KFC ha llevado su promesa de “siempre abierto” a un nuevo nivel al rediseñar sus restaurantes y eliminar las puertas tradicionales. La cadena de comida rápida anunció que varias de sus sucursales contarán con entradas completamente abiertas, transformando la fachada en una declaración audaz sobre accesibilidad y conveniencia. En lugar de que los clientes tengan que empujar puertas, pueden entrar directamente al restaurante en cualquier momento, reforzando el compromiso de KFC de estar disponible las 24 horas, los 7 días de la semana.
Esta medida forma parte de un esfuerzo más amplio de la compañía por repensar la forma en que las personas interactúan con sus espacios y desafiar las normas convencionales del diseño minorista.
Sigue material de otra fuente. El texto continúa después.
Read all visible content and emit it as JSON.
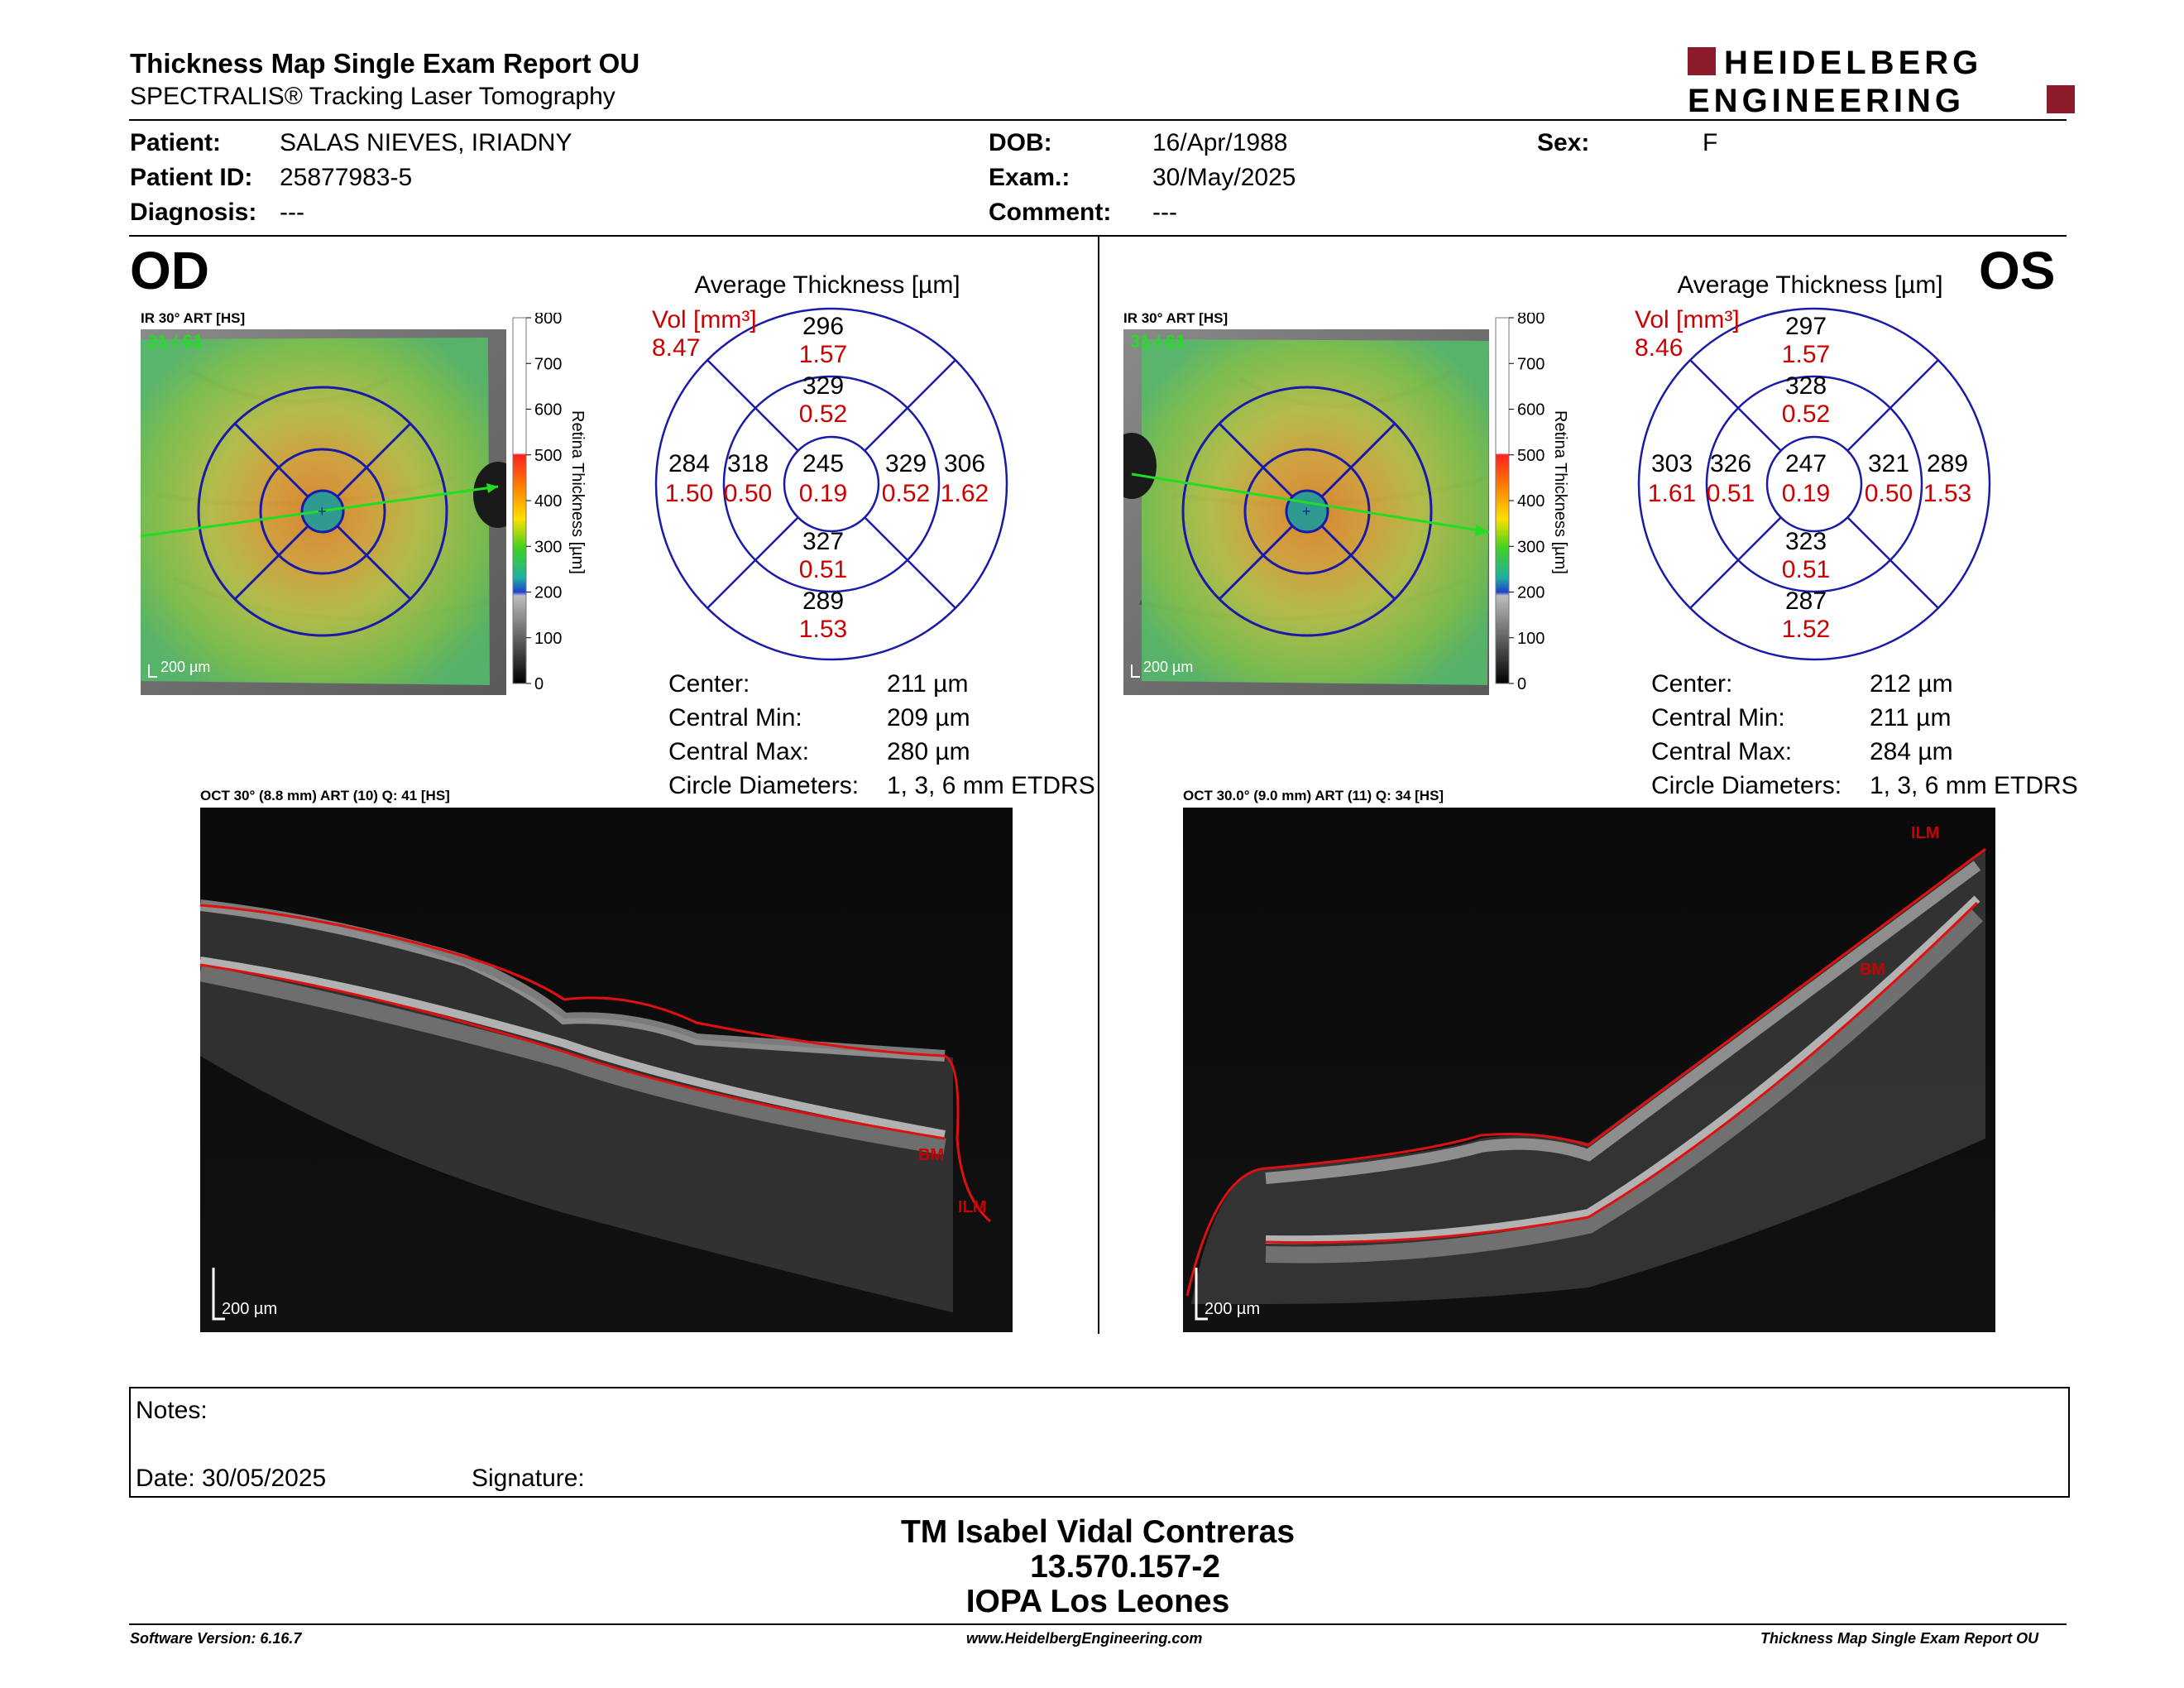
{
  "report": {
    "title": "Thickness Map Single Exam Report OU",
    "subtitle": "SPECTRALIS® Tracking Laser Tomography",
    "logo_line1": "HEIDELBERG",
    "logo_line2": "ENGINEERING",
    "brand_color": "#8b1a2b"
  },
  "patient": {
    "patient_label": "Patient:",
    "patient_value": "SALAS NIEVES, IRIADNY",
    "id_label": "Patient ID:",
    "id_value": "25877983-5",
    "diagnosis_label": "Diagnosis:",
    "diagnosis_value": "---",
    "dob_label": "DOB:",
    "dob_value": "16/Apr/1988",
    "exam_label": "Exam.:",
    "exam_value": "30/May/2025",
    "comment_label": "Comment:",
    "comment_value": "---",
    "sex_label": "Sex:",
    "sex_value": "F"
  },
  "od": {
    "label": "OD",
    "ir_title": "IR 30° ART [HS]",
    "ir_overlay": "31 / 61",
    "scale_bar": "200 µm",
    "colorbar_ticks": [
      "800",
      "700",
      "600",
      "500",
      "400",
      "300",
      "200",
      "100",
      "0"
    ],
    "colorbar_title": "Retina Thickness [µm]",
    "avg_title": "Average Thickness [µm]",
    "vol_label": "Vol [mm³]",
    "vol_value": "8.47",
    "sectors": {
      "outer_sup": {
        "t": "296",
        "v": "1.57"
      },
      "inner_sup": {
        "t": "329",
        "v": "0.52"
      },
      "outer_left": {
        "t": "284",
        "v": "1.50"
      },
      "inner_left": {
        "t": "318",
        "v": "0.50"
      },
      "center": {
        "t": "245",
        "v": "0.19"
      },
      "inner_right": {
        "t": "329",
        "v": "0.52"
      },
      "outer_right": {
        "t": "306",
        "v": "1.62"
      },
      "inner_inf": {
        "t": "327",
        "v": "0.51"
      },
      "outer_inf": {
        "t": "289",
        "v": "1.53"
      }
    },
    "stats": [
      {
        "label": "Center:",
        "value": "211 µm"
      },
      {
        "label": "Central Min:",
        "value": "209 µm"
      },
      {
        "label": "Central Max:",
        "value": "280 µm"
      },
      {
        "label": "Circle Diameters:",
        "value": "1, 3, 6 mm ETDRS"
      }
    ],
    "oct_title": "OCT 30° (8.8 mm) ART (10) Q: 41 [HS]",
    "oct_scale": "200 µm",
    "oct_bm": "BM",
    "oct_ilm": "ILM"
  },
  "os": {
    "label": "OS",
    "ir_title": "IR 30° ART [HS]",
    "ir_overlay": "31 / 61",
    "scale_bar": "200 µm",
    "colorbar_ticks": [
      "800",
      "700",
      "600",
      "500",
      "400",
      "300",
      "200",
      "100",
      "0"
    ],
    "colorbar_title": "Retina Thickness [µm]",
    "avg_title": "Average Thickness [µm]",
    "vol_label": "Vol [mm³]",
    "vol_value": "8.46",
    "sectors": {
      "outer_sup": {
        "t": "297",
        "v": "1.57"
      },
      "inner_sup": {
        "t": "328",
        "v": "0.52"
      },
      "outer_left": {
        "t": "303",
        "v": "1.61"
      },
      "inner_left": {
        "t": "326",
        "v": "0.51"
      },
      "center": {
        "t": "247",
        "v": "0.19"
      },
      "inner_right": {
        "t": "321",
        "v": "0.50"
      },
      "outer_right": {
        "t": "289",
        "v": "1.53"
      },
      "inner_inf": {
        "t": "323",
        "v": "0.51"
      },
      "outer_inf": {
        "t": "287",
        "v": "1.52"
      }
    },
    "stats": [
      {
        "label": "Center:",
        "value": "212 µm"
      },
      {
        "label": "Central Min:",
        "value": "211 µm"
      },
      {
        "label": "Central Max:",
        "value": "284 µm"
      },
      {
        "label": "Circle Diameters:",
        "value": "1, 3, 6 mm ETDRS"
      }
    ],
    "oct_title": "OCT 30.0° (9.0 mm) ART (11) Q: 34 [HS]",
    "oct_scale": "200 µm",
    "oct_bm": "BM",
    "oct_ilm": "ILM"
  },
  "notes": {
    "notes_label": "Notes:",
    "date_label": "Date: 30/05/2025",
    "signature_label": "Signature:"
  },
  "signer": {
    "name": "TM Isabel Vidal Contreras",
    "id": "13.570.157-2",
    "org": "IOPA Los Leones"
  },
  "footer": {
    "software": "Software Version: 6.16.7",
    "url": "www.HeidelbergEngineering.com",
    "report": "Thickness Map Single Exam Report OU"
  }
}
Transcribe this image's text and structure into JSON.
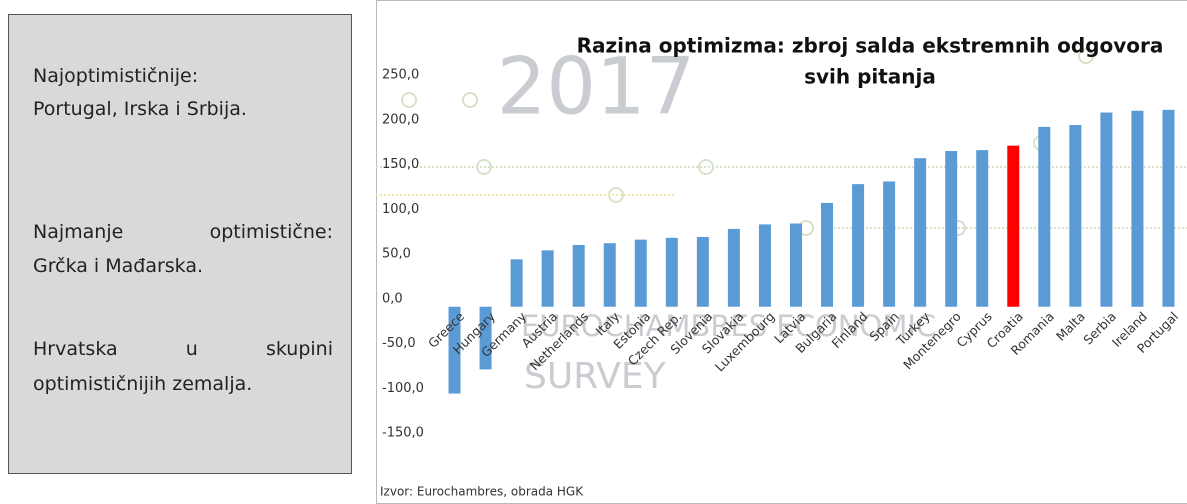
{
  "text_box": {
    "paragraphs": [
      [
        "Najoptimističnije:",
        "Portugal, Irska i Srbija."
      ],
      [
        "Najmanje optimistične:",
        "Grčka i Mađarska."
      ],
      [
        "Hrvatska u skupini",
        "optimističnijih zemalja."
      ]
    ]
  },
  "chart_data": {
    "type": "bar",
    "title": [
      "Razina optimizma: zbroj salda ekstremnih odgovora",
      "svih pitanja"
    ],
    "watermark": [
      "2017",
      "EUROCHAMBRES ECONOMIC",
      "SURVEY"
    ],
    "source": "Izvor: Eurochambres, obrada HGK",
    "categories": [
      "Greece",
      "Hungary",
      "Germany",
      "Austria",
      "Netherlands",
      "Italy",
      "Estonia",
      "Czech Rep.",
      "Slovenia",
      "Slovakia",
      "Luxembourg",
      "Latvia",
      "Bulgaria",
      "Finland",
      "Spain",
      "Turkey",
      "Montenegro",
      "Cyprus",
      "Croatia",
      "Romania",
      "Malta",
      "Serbia",
      "Ireland",
      "Portugal"
    ],
    "values": [
      -97,
      -70,
      53,
      63,
      69,
      71,
      75,
      77,
      78,
      87,
      92,
      93,
      116,
      137,
      140,
      166,
      174,
      175,
      180,
      201,
      203,
      217,
      219,
      220
    ],
    "colors": [
      "#5b9bd5",
      "#5b9bd5",
      "#5b9bd5",
      "#5b9bd5",
      "#5b9bd5",
      "#5b9bd5",
      "#5b9bd5",
      "#5b9bd5",
      "#5b9bd5",
      "#5b9bd5",
      "#5b9bd5",
      "#5b9bd5",
      "#5b9bd5",
      "#5b9bd5",
      "#5b9bd5",
      "#5b9bd5",
      "#5b9bd5",
      "#5b9bd5",
      "#ff0000",
      "#5b9bd5",
      "#5b9bd5",
      "#5b9bd5",
      "#5b9bd5",
      "#5b9bd5"
    ],
    "ylim": [
      -150,
      250
    ],
    "yticks": [
      {
        "value": -150,
        "label": "-150,0"
      },
      {
        "value": -100,
        "label": "-100,0"
      },
      {
        "value": -50,
        "label": "-50,0"
      },
      {
        "value": 0,
        "label": "0,0"
      },
      {
        "value": 50,
        "label": "50,0"
      },
      {
        "value": 100,
        "label": "100,0"
      },
      {
        "value": 150,
        "label": "150,0"
      },
      {
        "value": 200,
        "label": "200,0"
      },
      {
        "value": 250,
        "label": "250,0"
      }
    ],
    "grid": false
  }
}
Al eliminar las barreras físicas, KFC busca crear una experiencia más fluida que refleje las expectativas modernas de conveniencia, especialmente en zonas urbanas de alto tráfico donde los clientes esperan un acceso rápido y sin fricciones.
Según la marca, el cambio de diseño también sirve como una señal visual: una declaración de que el restaurante siempre está listo para atender. El concepto de entrada abierta comunica que, ya sea de madrugada o tarde en la noche, los clientes son bienvenidos sin restricciones.
Aunque poco convencional, el rediseño ha generado conversación sobre cómo los entornos físicos pueden influir en la percepción del servicio y la disponibilidad, y KFC asegura que esto es solo el comienzo de más innovaciones.